The first video shot was of a bride on her wedding day. It turned out to be the only one Cap C needed to make. The video, which cost $5,000 to produce, was shot in a Toronto hotel in one take and showed the bride (played by 22-year-old actress Jodi Behan) going ballistic on her wedding day. Though her bridesmaids try to calm her down, she’s so distraught by her bad hair she grabs a pair of scissors and starts cutting it off. (Behan wasn’t wearing a wig either, she actually chopped her locks.)
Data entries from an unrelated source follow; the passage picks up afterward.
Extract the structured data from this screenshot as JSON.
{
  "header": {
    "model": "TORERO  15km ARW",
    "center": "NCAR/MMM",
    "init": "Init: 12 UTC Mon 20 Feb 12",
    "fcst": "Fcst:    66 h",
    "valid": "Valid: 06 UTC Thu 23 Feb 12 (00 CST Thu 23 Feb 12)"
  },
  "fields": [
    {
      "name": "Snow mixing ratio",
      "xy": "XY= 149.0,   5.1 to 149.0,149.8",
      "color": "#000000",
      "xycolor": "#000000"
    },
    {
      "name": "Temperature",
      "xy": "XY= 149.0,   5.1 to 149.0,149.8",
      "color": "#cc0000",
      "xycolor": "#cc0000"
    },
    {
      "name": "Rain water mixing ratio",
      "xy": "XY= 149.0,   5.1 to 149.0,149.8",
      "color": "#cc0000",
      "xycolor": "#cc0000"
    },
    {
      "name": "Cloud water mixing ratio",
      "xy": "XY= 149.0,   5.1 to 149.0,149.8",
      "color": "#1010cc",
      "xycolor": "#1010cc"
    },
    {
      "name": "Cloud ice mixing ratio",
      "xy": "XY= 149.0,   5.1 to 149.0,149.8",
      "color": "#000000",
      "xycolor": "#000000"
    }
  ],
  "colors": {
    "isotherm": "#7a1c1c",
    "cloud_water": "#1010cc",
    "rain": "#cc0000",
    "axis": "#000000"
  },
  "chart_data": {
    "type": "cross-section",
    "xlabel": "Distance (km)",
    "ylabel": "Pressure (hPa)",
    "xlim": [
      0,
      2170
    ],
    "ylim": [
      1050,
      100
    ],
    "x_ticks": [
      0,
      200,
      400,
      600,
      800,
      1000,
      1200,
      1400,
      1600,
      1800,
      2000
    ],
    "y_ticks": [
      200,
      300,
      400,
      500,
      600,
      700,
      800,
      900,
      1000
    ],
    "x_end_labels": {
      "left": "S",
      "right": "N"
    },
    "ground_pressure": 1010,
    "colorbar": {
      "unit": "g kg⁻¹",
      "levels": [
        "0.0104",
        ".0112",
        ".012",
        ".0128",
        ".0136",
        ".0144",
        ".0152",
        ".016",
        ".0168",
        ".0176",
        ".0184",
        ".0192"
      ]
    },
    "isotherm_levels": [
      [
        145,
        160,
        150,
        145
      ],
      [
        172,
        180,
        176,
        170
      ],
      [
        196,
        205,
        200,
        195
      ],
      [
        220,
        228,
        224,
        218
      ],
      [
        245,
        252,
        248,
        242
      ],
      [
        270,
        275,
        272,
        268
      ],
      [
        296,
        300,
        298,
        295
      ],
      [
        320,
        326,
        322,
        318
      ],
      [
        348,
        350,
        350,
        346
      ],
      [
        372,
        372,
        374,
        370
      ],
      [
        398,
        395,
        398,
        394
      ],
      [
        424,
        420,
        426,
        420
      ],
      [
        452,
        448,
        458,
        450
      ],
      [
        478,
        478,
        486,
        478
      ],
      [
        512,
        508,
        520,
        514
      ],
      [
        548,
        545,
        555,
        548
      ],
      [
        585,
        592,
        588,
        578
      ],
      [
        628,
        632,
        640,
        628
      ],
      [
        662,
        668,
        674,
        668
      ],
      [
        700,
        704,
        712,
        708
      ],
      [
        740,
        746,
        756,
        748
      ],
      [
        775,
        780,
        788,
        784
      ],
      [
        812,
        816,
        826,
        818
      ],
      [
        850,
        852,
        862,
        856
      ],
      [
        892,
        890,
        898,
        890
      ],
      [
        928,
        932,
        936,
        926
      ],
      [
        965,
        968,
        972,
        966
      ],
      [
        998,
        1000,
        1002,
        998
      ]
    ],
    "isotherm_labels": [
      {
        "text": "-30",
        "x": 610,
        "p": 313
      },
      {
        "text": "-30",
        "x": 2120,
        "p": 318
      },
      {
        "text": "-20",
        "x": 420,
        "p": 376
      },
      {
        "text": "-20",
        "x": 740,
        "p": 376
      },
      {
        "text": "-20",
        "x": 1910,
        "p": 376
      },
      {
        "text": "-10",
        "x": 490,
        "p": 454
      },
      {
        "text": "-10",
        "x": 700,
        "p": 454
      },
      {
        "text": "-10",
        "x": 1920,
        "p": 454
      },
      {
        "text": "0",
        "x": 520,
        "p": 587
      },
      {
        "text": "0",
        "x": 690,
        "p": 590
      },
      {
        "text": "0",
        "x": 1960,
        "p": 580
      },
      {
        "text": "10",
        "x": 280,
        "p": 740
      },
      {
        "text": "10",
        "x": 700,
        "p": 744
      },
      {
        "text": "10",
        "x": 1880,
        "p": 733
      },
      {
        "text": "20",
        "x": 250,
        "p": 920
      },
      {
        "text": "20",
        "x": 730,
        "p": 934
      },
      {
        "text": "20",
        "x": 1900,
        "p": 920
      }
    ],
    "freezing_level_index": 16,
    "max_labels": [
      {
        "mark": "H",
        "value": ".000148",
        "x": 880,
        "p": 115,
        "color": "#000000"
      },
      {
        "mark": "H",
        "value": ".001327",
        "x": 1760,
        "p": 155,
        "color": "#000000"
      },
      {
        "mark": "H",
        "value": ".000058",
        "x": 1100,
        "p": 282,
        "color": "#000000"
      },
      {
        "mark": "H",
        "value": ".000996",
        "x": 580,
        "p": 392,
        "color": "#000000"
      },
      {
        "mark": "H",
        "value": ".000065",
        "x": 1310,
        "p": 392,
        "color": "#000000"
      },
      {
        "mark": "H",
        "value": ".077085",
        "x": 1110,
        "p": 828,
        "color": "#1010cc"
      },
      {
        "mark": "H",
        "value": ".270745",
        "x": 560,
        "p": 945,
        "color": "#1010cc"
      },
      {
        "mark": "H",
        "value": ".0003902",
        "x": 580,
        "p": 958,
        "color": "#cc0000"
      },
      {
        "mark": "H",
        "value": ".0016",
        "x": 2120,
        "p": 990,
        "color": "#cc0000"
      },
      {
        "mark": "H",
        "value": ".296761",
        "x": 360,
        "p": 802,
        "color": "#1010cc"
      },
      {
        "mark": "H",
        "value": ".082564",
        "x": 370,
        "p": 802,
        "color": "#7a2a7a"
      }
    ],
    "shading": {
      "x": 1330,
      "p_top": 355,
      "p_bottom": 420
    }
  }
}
Two weeks on YouTube: The day after the shoot, on Jan. 19, Capital C posted the full six-minute video “Bride Has Massive Hair Wig Out,” on the popular online video site. The scene was shot to look as realistic as possible and made no mention of Sunsilk. Behan shrieks hysterically throughout. On its first day, the video was viewed by only 300 people. By 4 p.m. the following Monday, 23,000 people had watched it. Then, as Chapman explains, the “tipping point” occurred: American Idol host Ryan Seacrest mentioned it on his morning radio show in Los Angeles, and pretty soon everyone from Howard Stern to Dr. Phil was commenting on the video and trying to figure out whether it was real. By Jan. 29, the video had been viewed 1.3 million times; three days later, it was 2.8 million.
The reveal: Chapman says his agency planned to reveal the video was a fake, but never got the chance. In a story that appeared on Jan. 31, director Norman Jewison told the Toronto Star he was so impressed with the bride’s performance that if the video wasn’t real, he’d hire the actress for one of his films. Family and friends of Behan quickly blew her cover, and on Feb. 1 the Star reported the video was a hoax, Unilever issued a somewhat apologetic press release saying it was behind the video, which Capital C then pulled from YouTube.
Did it work? Geoff Craig, vice-president and general manager of home and personal care at Unilever, says his company views the video as one phase in linking the term “wig out” to Sunsilk, and future marketing will further link the two. While Craig says the brand’s market share has increased, he doesn’t attribute it directly to either the YouTube post or the resulting publicity.
Chapman, though, points out that the initial goal was to make wig out part of pop culture vernacular. In that respect his agency succeeded. Two weeks after the video was taken off YouTube, pop princess Britney Spears cut off her hair. The resulting headlines said it all: “Britney wigs out.”